Untuk mendapatkan kejelasan mengenai proses penerbitan sertifikat HGB tersebut, Dedi menjelaskan bahwa Komisi A DPRD Jatim berencana untuk mengajukan permohonan rapat dengar pendapat (RDP) dengan pihak ATR BPN Jawa Timur. Langkah ini diambil untuk menggali informasi lebih dalam dan mendapatkan penjelasan terkait prosedur dan status sertifikat HGB yang terbit di kawasan pesisir Sidoarjo.
“Untuk itu, kami akan segera menyusun surat kepada ATR BPN Jawa Timur untuk meminta agar kami dapat melakukan RDP guna membahas masalah ini lebih mendalam,” tambah Dedi.
Dedi juga menjelaskan bahwa permasalahan HGB di atas perairan Sidoarjo sudah berlangsung cukup lama, diperkirakan dimulai sejak tahun 1996-an. Pada awalnya, area tersebut digunakan untuk usaha bagi masyarakat nelayan setempat. Namun, seiring berjalannya waktu, perusahaan-perusahaan besar mulai masuk dan mengelola wilayah tersebut dengan tujuan untuk melakukan reklamasi pantai, yang berujung pada keluarnya sertifikat HGB.
“Awalnya, tempat itu diperuntukkan untuk usaha masyarakat nelayan, tetapi kemudian perusahaan besar masuk dan mulai melakukan reklamasi pantai. Itu sebabnya keluarlah sertifikat HGB di atas tanah yang sebelumnya digunakan oleh nelayan,” ungkap Dedi.
Lebih lanjut, Dedi mengungkapkan bahwa penguasaan tanah di atas pantai bukan hanya terjadi di Sidoarjo, namun juga di beberapa daerah pesisir lainnya di Jawa Timur. Hal ini menambah kompleksitas permasalahan hukum terkait hak atas tanah di wilayah pesisir.
“Di Jawa Timur, penguasaan tanah di atas pantai ini cukup banyak. Tidak hanya di Sidoarjo, di beberapa daerah pesisir lainnya juga banyak yang mengalami masalah yang sama,” katanya.
Fenomena ini, menurut Dedi, juga menjadi perhatian di wilayah lain, seperti di Banten, yang telah memunculkan kasus serupa. Keberadaan sertifikat HGB di daerah pesisir harus dipertimbangkan dengan hati-hati agar tidak menimbulkan konflik antara pihak-pihak yang memiliki kepentingan terhadap tanah tersebut.
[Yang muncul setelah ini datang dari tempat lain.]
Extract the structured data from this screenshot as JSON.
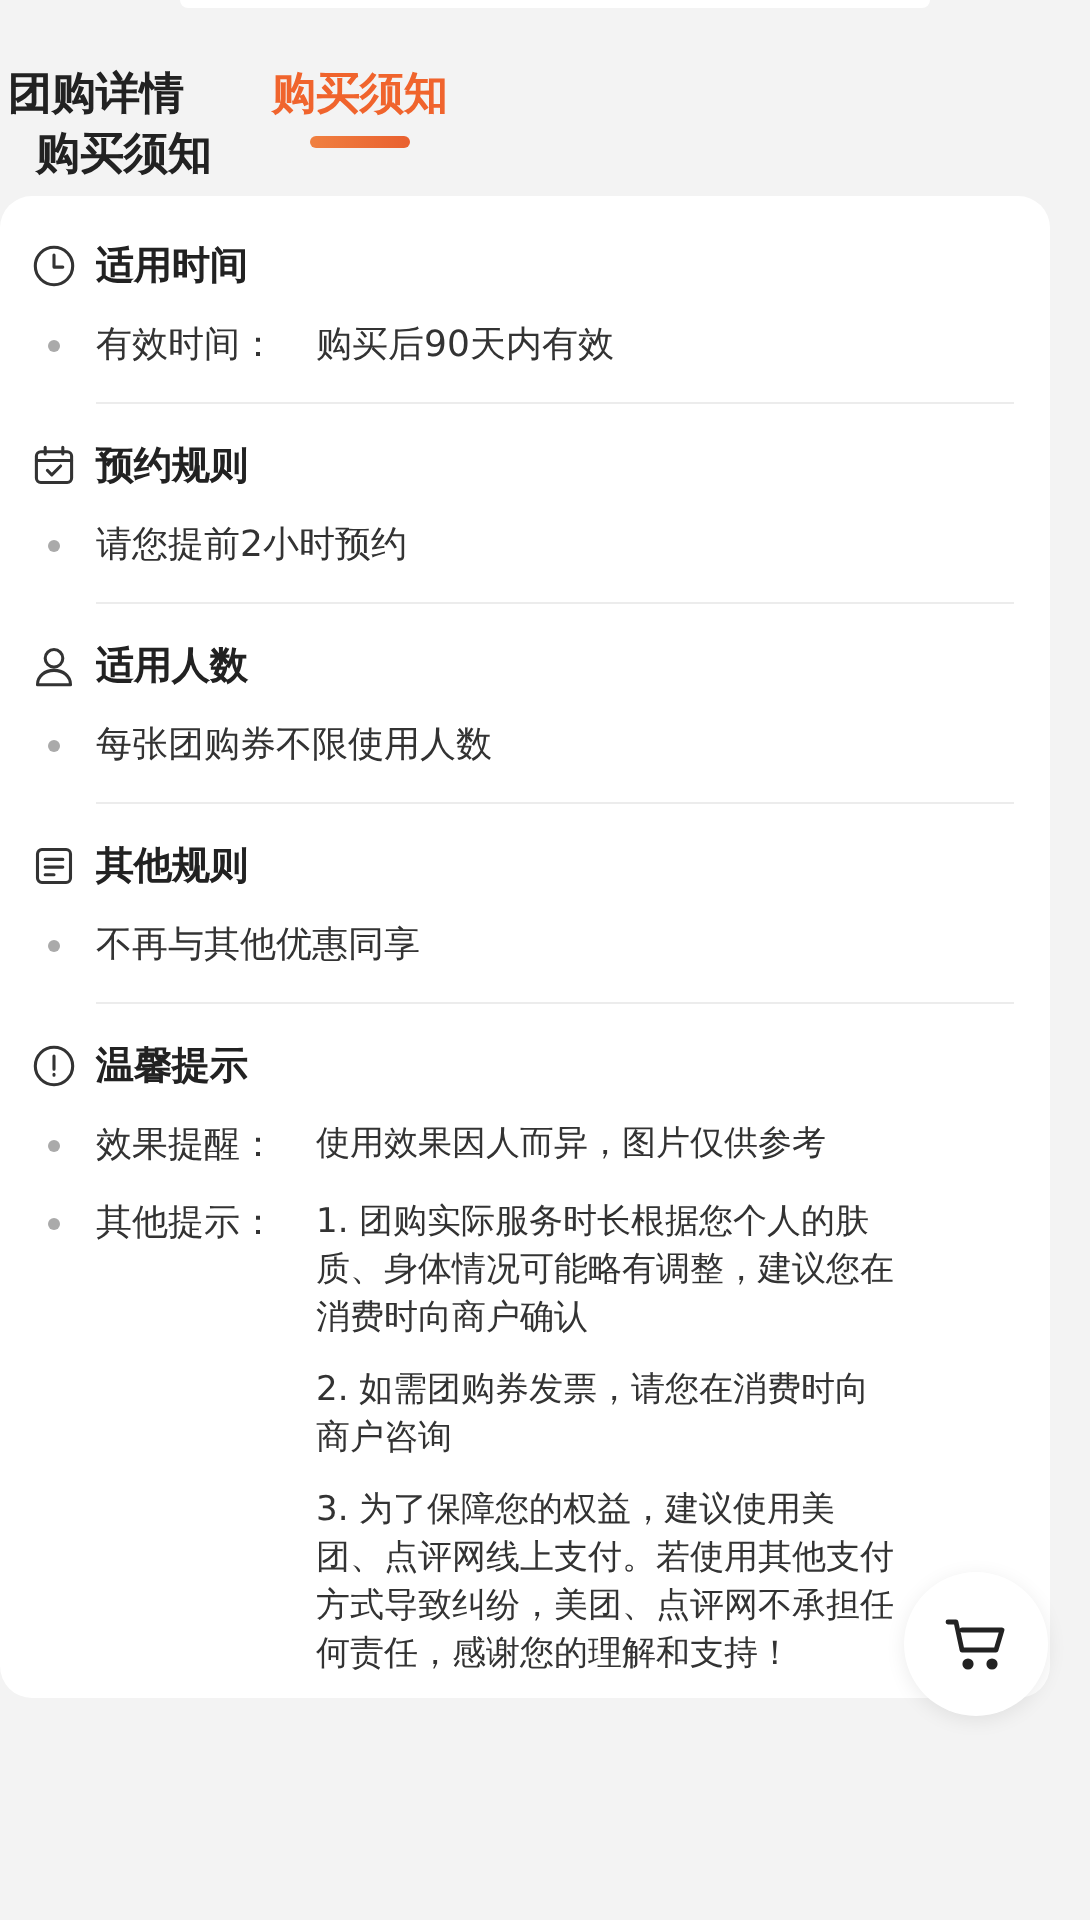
{
  "tabs": [
    {
      "label": "团购详情",
      "selected": false
    },
    {
      "label": "购买须知",
      "selected": true
    }
  ],
  "heading": "购买须知",
  "sections": [
    {
      "title": "适用时间",
      "items": [
        {
          "label": "有效时间：",
          "values": [
            "购买后90天内有效"
          ]
        }
      ]
    },
    {
      "title": "预约规则",
      "items": [
        {
          "values": [
            "请您提前2小时预约"
          ]
        }
      ]
    },
    {
      "title": "适用人数",
      "items": [
        {
          "values": [
            "每张团购券不限使用人数"
          ]
        }
      ]
    },
    {
      "title": "其他规则",
      "items": [
        {
          "values": [
            "不再与其他优惠同享"
          ]
        }
      ]
    },
    {
      "title": "温馨提示",
      "items": [
        {
          "label": "效果提醒：",
          "values": [
            "使用效果因人而异，图片仅供参考"
          ]
        },
        {
          "label": "其他提示：",
          "values": [
            "1. 团购实际服务时长根据您个人的肤质、身体情况可能略有调整，建议您在消费时向商户确认",
            "2. 如需团购券发票，请您在消费时向商户咨询",
            "3. 为了保障您的权益，建议使用美团、点评网线上支付。若使用其他支付方式导致纠纷，美团、点评网不承担任何责任，感谢您的理解和支持！"
          ]
        }
      ]
    }
  ]
}
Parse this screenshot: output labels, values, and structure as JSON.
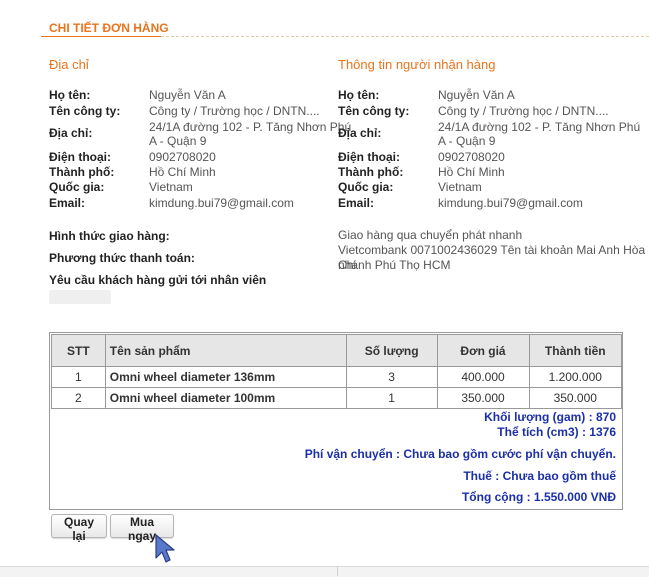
{
  "section_title": "CHI TIẾT ĐƠN HÀNG",
  "billing": {
    "heading": "Địa chỉ",
    "name_label": "Họ tên:",
    "name": "Nguyễn Văn A",
    "company_label": "Tên công ty:",
    "company": "Công ty / Trường học / DNTN....",
    "address_label": "Địa chỉ:",
    "address_line1": "24/1A đường 102 - P. Tăng Nhơn Phú",
    "address_line2": "A - Quận 9",
    "phone_label": "Điện thoại:",
    "phone": "0902708020",
    "city_label": "Thành phố:",
    "city": "Hồ Chí Minh",
    "country_label": "Quốc gia:",
    "country": "Vietnam",
    "email_label": "Email:",
    "email": "kimdung.bui79@gmail.com"
  },
  "recipient": {
    "heading": "Thông tin người nhận hàng",
    "name_label": "Họ tên:",
    "name": "Nguyễn Văn A",
    "company_label": "Tên công ty:",
    "company": "Công ty / Trường học / DNTN....",
    "address_label": "Địa chỉ:",
    "address_line1": "24/1A đường 102 - P. Tăng Nhơn Phú",
    "address_line2": "A - Quận 9",
    "phone_label": "Điện thoại:",
    "phone": "0902708020",
    "city_label": "Thành phố:",
    "city": "Hồ Chí Minh",
    "country_label": "Quốc gia:",
    "country": "Vietnam",
    "email_label": "Email:",
    "email": "kimdung.bui79@gmail.com"
  },
  "shipping": {
    "method_label": "Hình thức giao hàng:",
    "method_value": "Giao hàng qua chuyển phát nhanh",
    "payment_label": "Phương thức thanh toán:",
    "payment_value_line1": "Vietcombank 0071002436029 Tên tài khoản Mai Anh Hòa Chi",
    "payment_value_line2": "nhánh Phú Thọ HCM",
    "request_label": "Yêu cầu khách hàng gửi tới nhân viên"
  },
  "table": {
    "headers": [
      "STT",
      "Tên sản phẩm",
      "Số lượng",
      "Đơn giá",
      "Thành tiền"
    ],
    "rows": [
      [
        "1",
        "Omni wheel diameter 136mm",
        "3",
        "400.000",
        "1.200.000"
      ],
      [
        "2",
        "Omni wheel diameter 100mm",
        "1",
        "350.000",
        "350.000"
      ]
    ]
  },
  "summary": {
    "weight": "Khối lượng (gam) : 870",
    "volume": "Thể tích (cm3) : 1376",
    "shipping_fee": "Phí vận chuyển : Chưa bao gồm cước phí vận chuyển.",
    "tax": "Thuế : Chưa bao gồm thuế",
    "total": "Tổng cộng : 1.550.000 VNĐ"
  },
  "buttons": {
    "back": "Quay lại",
    "buy": "Mua ngay"
  },
  "colors": {
    "accent": "#e8741e",
    "summary_text": "#1b2fa8",
    "table_header_bg": "#e6e6e6"
  },
  "icons": {
    "cursor": "mouse-pointer-icon"
  }
}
Dedi juga mengingatkan para pengusaha yang berniat untuk berinvestasi di sekitar wilayah pantai agar melakukan kajian yang mendalam baik dari aspek kemanfaatannya maupun aspek hukumnya. Hal ini penting untuk menghindari masalah hukum yang bisa muncul akibat pelanggaran terhadap peraturan yang ada.
“Makanya, dengan adanya kejadian ini, teman-teman pengusaha yang akan melakukan atau membuat usaha di sekitar wilayah laut harus benar-benar melakukan kajian baik dari aspek kemanfaatannya maupun aspek hukumnya. Apakah melanggar aturan atau tidak,” tandas Dedi.
Dengan demikian, masalah penerbitan sertifikat HGB di perairan Sidoarjo ini masih terus bergulir dan membutuhkan perhatian serius dari semua pihak yang terlibat, terutama dalam hal kajian hukum dan pengawasan yang lebih ketat terhadap penguasaan tanah di wilayah pesisir.